Визгливый ливень, черный ураган,

Закрытые дома, река чернеет —

овеяны печальной, но утешающей прелестью неизменного припева: все повторяется от века. Но Лафорг выражает свою мысль в такой форме, что кажется, будто она родилась из его духа, из его головы впервые[109]. Я думаю, что от поэтов, рисующих перед нами свои грезы, мы должны требовать уменья не только запечатлеть навеки какую-нибудь мимолетную свою мысль, какой-нибудь беглый мотив, но с такою силою, с такою искренностью отразить в музыке стиха внутренний напев переживаемой минуты, чтобы он был для нас совершенно ясен и понятен. В конце концов, нам, может быть, следует стать людьми благоразумными, следует радоваться текущей минуте, свежим цветам, оставить в покое увядшие луга. Каждая эпоха мысли, творчества и чувства должна находить глубокое наслаждение в себе самой. Она должна заслонить собою все на свете эгоизмом своих собственных интересов, медленным темпом своей собственной жизни, подобно морю, которое, улыбаясь, гордо принимает в себя где-то рожденные потоки, успокаивает и поглощает их.

Для Лафорга не было настоящего. Его ценили только среди небольшой группы друзей. Он умирал уже, когда в ограниченном количестве экземпляров появились его «Moralités Légendaires»[110], и Лафоргу пришлось услышать несколько голосов, пророчивших ему жизнь, полную славы, среди тех, кого Небо, следуя собственным идеальным подобиям, создает богами и творцами.

Это литература всецело новая и неожиданная. Она смущает и дает странное, и главное, редкое ощущение небывалого. Это виноградная гроздь с бархатным налетом, в утреннем свете. Ягоды ее имеют какой-то странный оттенок, точно они внутри заморожены резвым ветром, прилетевшим из стран, более холодных, чем северный полюс.

На одном из экземпляров «Imitation de Notre-Dame la Lune»[111], который Лафорг поднес Бурже (потом этот экземпляр валялся среди бумажного хлама у букинистов), он написал: «Это только интермеццо.
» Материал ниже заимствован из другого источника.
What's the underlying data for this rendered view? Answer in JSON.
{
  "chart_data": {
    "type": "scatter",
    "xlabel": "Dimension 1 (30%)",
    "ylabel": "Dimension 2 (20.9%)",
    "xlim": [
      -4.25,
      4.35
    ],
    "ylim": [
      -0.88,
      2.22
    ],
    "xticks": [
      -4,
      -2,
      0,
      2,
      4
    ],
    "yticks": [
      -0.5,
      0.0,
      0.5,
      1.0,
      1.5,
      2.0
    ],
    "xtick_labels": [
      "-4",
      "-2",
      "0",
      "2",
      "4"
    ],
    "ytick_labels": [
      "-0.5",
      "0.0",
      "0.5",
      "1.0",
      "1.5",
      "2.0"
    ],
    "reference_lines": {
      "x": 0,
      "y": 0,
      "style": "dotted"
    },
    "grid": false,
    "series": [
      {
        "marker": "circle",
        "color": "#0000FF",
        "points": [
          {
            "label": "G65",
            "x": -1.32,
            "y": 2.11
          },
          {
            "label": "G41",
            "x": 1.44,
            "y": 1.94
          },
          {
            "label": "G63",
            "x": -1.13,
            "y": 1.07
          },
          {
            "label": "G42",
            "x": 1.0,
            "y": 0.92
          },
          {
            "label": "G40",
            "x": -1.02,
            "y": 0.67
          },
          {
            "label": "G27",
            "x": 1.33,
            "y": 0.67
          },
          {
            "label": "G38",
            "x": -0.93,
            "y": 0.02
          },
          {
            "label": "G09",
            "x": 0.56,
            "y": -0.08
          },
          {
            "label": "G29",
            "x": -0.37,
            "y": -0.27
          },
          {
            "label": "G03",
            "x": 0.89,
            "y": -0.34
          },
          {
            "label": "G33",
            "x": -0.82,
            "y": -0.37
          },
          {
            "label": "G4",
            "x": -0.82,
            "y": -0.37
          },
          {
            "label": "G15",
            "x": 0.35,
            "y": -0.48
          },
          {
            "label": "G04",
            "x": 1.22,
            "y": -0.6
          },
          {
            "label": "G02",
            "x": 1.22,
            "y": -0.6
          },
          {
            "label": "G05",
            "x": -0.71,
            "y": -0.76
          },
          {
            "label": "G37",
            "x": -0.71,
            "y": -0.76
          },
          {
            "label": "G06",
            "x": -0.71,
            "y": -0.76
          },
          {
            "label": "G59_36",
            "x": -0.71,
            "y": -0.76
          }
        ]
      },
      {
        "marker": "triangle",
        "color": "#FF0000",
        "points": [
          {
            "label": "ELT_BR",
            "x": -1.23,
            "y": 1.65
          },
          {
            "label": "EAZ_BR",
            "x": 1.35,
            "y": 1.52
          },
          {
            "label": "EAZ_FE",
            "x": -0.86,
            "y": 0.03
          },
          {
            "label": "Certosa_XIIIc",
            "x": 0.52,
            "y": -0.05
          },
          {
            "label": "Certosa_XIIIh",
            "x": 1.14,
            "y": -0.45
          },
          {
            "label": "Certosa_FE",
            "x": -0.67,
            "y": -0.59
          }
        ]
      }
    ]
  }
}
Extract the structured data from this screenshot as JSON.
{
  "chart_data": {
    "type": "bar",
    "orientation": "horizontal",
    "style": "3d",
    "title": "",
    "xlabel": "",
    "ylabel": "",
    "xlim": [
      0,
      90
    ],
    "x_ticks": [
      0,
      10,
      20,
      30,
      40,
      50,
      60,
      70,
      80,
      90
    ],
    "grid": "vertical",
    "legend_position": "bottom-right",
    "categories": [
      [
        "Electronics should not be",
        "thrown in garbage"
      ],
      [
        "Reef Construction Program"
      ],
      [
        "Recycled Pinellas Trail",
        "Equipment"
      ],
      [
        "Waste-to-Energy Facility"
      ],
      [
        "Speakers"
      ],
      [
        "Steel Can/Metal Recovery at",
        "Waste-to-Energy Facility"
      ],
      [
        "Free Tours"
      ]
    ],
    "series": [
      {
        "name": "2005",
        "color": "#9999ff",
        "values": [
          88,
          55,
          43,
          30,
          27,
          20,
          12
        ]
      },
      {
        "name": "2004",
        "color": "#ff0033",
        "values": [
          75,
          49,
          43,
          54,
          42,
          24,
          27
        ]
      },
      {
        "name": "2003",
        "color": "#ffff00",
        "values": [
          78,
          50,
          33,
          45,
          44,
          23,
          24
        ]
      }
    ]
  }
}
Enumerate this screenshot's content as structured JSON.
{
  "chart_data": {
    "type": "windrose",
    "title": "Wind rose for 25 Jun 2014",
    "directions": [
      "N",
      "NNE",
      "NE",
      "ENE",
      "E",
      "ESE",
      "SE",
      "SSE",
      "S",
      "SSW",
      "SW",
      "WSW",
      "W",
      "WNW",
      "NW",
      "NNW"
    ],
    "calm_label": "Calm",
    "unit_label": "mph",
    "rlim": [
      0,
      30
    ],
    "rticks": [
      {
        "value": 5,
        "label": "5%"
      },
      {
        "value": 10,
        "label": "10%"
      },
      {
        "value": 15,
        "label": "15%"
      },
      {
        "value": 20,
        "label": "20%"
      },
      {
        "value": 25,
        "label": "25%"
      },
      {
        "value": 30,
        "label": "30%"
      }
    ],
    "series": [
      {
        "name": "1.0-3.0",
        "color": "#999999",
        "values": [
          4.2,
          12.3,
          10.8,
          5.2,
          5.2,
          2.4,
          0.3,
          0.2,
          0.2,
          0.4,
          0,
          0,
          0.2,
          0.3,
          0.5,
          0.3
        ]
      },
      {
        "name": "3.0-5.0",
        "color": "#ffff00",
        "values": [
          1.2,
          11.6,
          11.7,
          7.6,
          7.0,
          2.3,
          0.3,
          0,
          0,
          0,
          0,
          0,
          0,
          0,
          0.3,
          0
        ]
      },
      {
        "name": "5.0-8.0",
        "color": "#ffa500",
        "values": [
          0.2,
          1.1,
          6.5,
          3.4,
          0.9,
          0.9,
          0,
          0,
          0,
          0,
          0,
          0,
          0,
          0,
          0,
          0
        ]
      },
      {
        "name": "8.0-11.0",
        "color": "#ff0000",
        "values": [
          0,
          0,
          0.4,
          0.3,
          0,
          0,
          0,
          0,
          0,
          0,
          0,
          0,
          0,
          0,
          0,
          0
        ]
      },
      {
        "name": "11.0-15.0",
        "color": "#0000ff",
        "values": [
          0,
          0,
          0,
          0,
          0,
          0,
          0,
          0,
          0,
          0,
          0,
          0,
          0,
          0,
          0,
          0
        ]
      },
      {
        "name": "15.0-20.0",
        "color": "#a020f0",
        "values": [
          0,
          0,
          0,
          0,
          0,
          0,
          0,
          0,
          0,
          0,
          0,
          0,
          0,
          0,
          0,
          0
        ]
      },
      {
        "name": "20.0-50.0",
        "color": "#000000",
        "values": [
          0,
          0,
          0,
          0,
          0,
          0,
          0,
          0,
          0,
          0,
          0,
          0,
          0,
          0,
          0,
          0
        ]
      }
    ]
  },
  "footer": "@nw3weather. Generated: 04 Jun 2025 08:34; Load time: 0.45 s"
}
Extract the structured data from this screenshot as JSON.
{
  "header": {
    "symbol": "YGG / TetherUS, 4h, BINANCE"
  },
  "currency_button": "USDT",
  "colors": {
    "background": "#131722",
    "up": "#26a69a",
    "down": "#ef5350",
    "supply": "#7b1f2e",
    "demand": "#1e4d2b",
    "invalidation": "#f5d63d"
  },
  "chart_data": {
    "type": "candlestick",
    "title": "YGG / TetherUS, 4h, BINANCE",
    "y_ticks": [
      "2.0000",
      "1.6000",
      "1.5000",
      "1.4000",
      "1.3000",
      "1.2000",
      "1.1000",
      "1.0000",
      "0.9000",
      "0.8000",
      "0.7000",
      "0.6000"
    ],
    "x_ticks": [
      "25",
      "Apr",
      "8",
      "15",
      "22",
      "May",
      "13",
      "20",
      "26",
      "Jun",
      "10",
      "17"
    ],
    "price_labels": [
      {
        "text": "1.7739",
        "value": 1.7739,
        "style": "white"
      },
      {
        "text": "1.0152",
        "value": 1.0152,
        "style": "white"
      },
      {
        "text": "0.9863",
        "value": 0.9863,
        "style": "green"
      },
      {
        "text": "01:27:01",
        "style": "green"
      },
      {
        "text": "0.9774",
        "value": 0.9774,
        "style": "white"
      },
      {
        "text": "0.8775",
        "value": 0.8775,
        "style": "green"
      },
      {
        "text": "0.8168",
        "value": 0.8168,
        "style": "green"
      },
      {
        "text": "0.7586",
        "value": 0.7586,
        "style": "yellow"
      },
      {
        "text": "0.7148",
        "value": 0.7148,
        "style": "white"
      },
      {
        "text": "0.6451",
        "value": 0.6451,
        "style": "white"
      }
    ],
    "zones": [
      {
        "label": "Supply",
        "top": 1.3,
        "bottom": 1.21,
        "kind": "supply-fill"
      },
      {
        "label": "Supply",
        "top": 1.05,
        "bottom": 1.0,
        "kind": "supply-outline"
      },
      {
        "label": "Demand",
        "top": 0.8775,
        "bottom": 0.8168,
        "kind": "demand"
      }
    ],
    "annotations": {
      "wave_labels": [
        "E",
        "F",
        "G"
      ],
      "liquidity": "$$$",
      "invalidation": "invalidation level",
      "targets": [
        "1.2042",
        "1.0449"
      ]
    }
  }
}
Прошу вас, подождите еще немного, до следующей моей книги». Но Лафорг был из тех, которые сами всегда ждут собственной следующей книги. Эти благородные, недовольные собою люди должны сказать миру очень многое. То, что они уже сказали, для них не больше как пролегомены, как предисловие к чему-то. Если произведения Лафорга имеют характер недоконченного вступления, то все же их надо признать более ценными, чем многие законченные творения других авторов.